Driven by the new trend to build quality into products and reducing empiricism, small-scale screening techniques have been frequently used to evaluate, thermodynamic of drug solubility in the polymer, and drug-polymer kinetic amorphous miscibility. In this paper, these methods have been overviewed to shed light on their liabilities in predicting spray-dried amorphous solid dispersions' (ASDs) properties. By scrutinizing relevant open literature, several inconsistencies have been recognized, deemed to be due to the inability of conventional miniaturized means to simulate the spray drying process operations/constraints in formulating active pharmaceutical ingredients (APIs). Given the complex interplay of thermodynamics of mixing, heat and mass transfer, and fluid dynamics in this process, scaling rules have been introduced to remedy arisen issues in conventional miniaturized tools. Accordingly, spray drying process is analyzed considering the fundamental physical transformations involved, i.e. atomization and drying. Each transformation is explored from a scaling perspective with an emphasis on key response factors, and ways to retain them for each transformation across scales. Prospective bifurcated developments may improve the odds of successful formulations/process conditions later on during development stages.
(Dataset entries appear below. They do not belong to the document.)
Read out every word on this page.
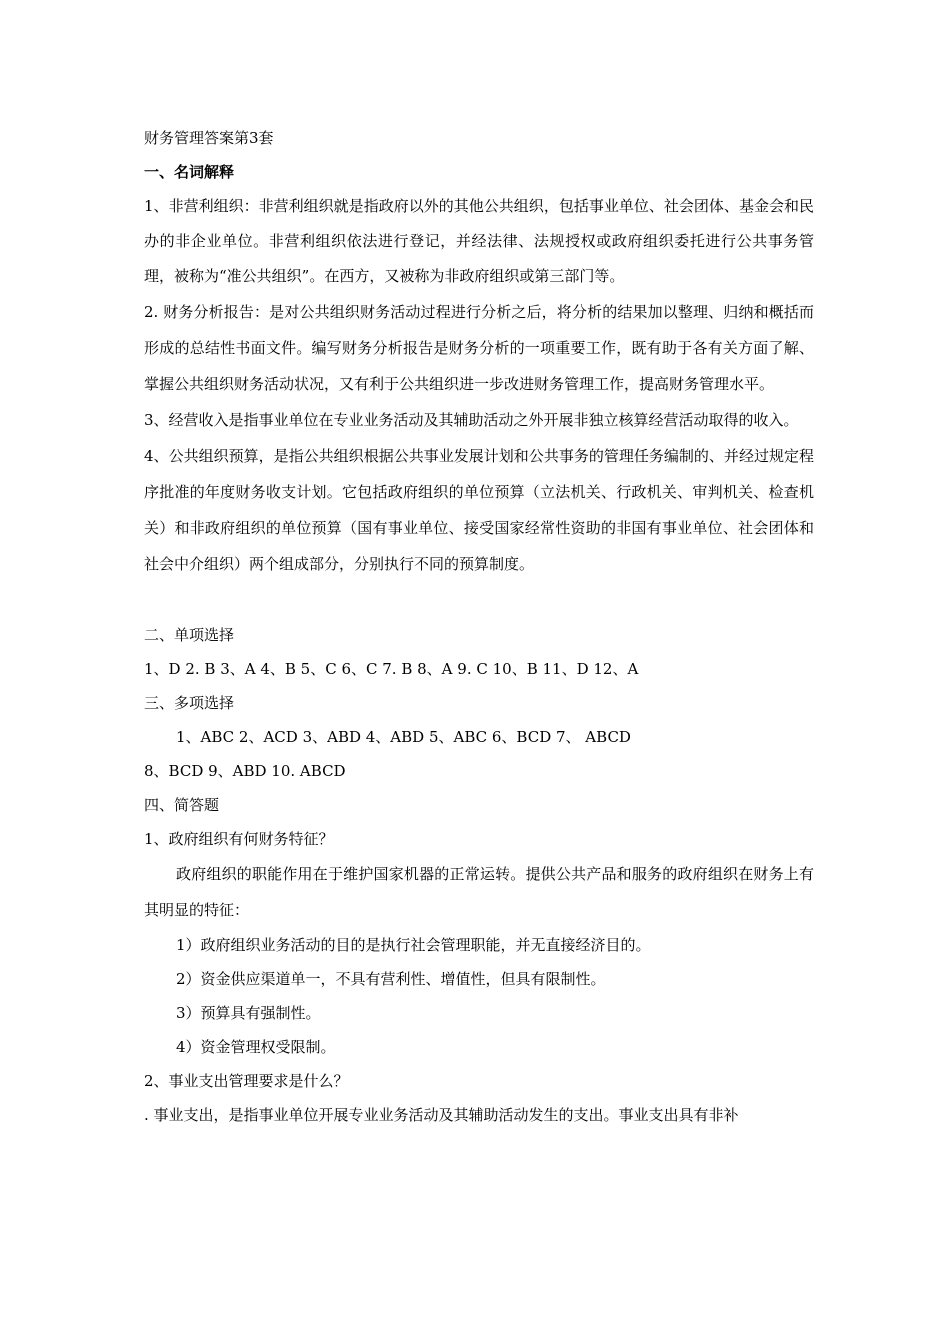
财务管理答案第3套
一、名词解释
1、非营利组织：非营利组织就是指政府以外的其他公共组织，包括事业单位、社会团体、基金会和民办的非企业单位。非营利组织依法进行登记，并经法律、法规授权或政府组织委托进行公共事务管理，被称为“准公共组织”。在西方，又被称为非政府组织或第三部门等。
2. 财务分析报告：是对公共组织财务活动过程进行分析之后，将分析的结果加以整理、归纳和概括而形成的总结性书面文件。编写财务分析报告是财务分析的一项重要工作，既有助于各有关方面了解、掌握公共组织财务活动状况，又有利于公共组织进一步改进财务管理工作，提高财务管理水平。
3、经营收入是指事业单位在专业业务活动及其辅助活动之外开展非独立核算经营活动取得的收入。
4、公共组织预算，是指公共组织根据公共事业发展计划和公共事务的管理任务编制的、并经过规定程序批准的年度财务收支计划。它包括政府组织的单位预算（立法机关、行政机关、审判机关、检查机关）和非政府组织的单位预算（国有事业单位、接受国家经常性资助的非国有事业单位、社会团体和社会中介组织）两个组成部分，分别执行不同的预算制度。
二、单项选择
1、D 2. B 3、A 4、B 5、C 6、C 7. B 8、A 9. C 10、B 11、D 12、A
三、多项选择
1、ABC 2、ACD 3、ABD 4、ABD 5、ABC 6、BCD 7、 ABCD
8、BCD 9、ABD 10. ABCD
四、简答题
1、政府组织有何财务特征？
政府组织的职能作用在于维护国家机器的正常运转。提供公共产品和服务的政府组织在财务上有其明显的特征：
1）政府组织业务活动的目的是执行社会管理职能，并无直接经济目的。
2）资金供应渠道单一，不具有营利性、增值性，但具有限制性。
3）预算具有强制性。
4）资金管理权受限制。
2、事业支出管理要求是什么？
. 事业支出，是指事业单位开展专业业务活动及其辅助活动发生的支出。事业支出具有非补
Scale-up of pharmaceutical spray drying using scale-up rules: A review.

Spray drying is one of the widely used manufacturing processes in pharmaceutical industry. While there are voluminous experimental studies pertaining to the impact of various process-formulation parameters on the quality attributes of spray dried powders such as particle size, morphology, density, and crystallinity, there is scant information available in the literature regarding process scale-up. Here, we first analyze salient features of scale-up attempts in literature. Then, spray drying process is analyzed considering the fundamental physical transformations involved, i.e., atomization, drying, and gas-solid separation. Each transformation is scrutinized from a scale-up perspective with non-dimensional parameters & multi-scale analysis, and comprehensively discussed in engineering context. Successful scale-up entails similar key response variables from each transformation across various scales. These variables are identified as droplet size distribution, outlet temperature, relative humidity, separator pressure loss coefficient, and collection efficiency. Instead of trial-and-error-based approaches, this review paper advocates the use of mechanistic models and scale-up rules for establishing design spaces for the process variables involved in each transformation of spray drying. While presenting a roadmap for process development and scale-up, the paper demonstrates how to bridge the current gap in spray drying scale-up via a rational understanding of the fundamental transformations.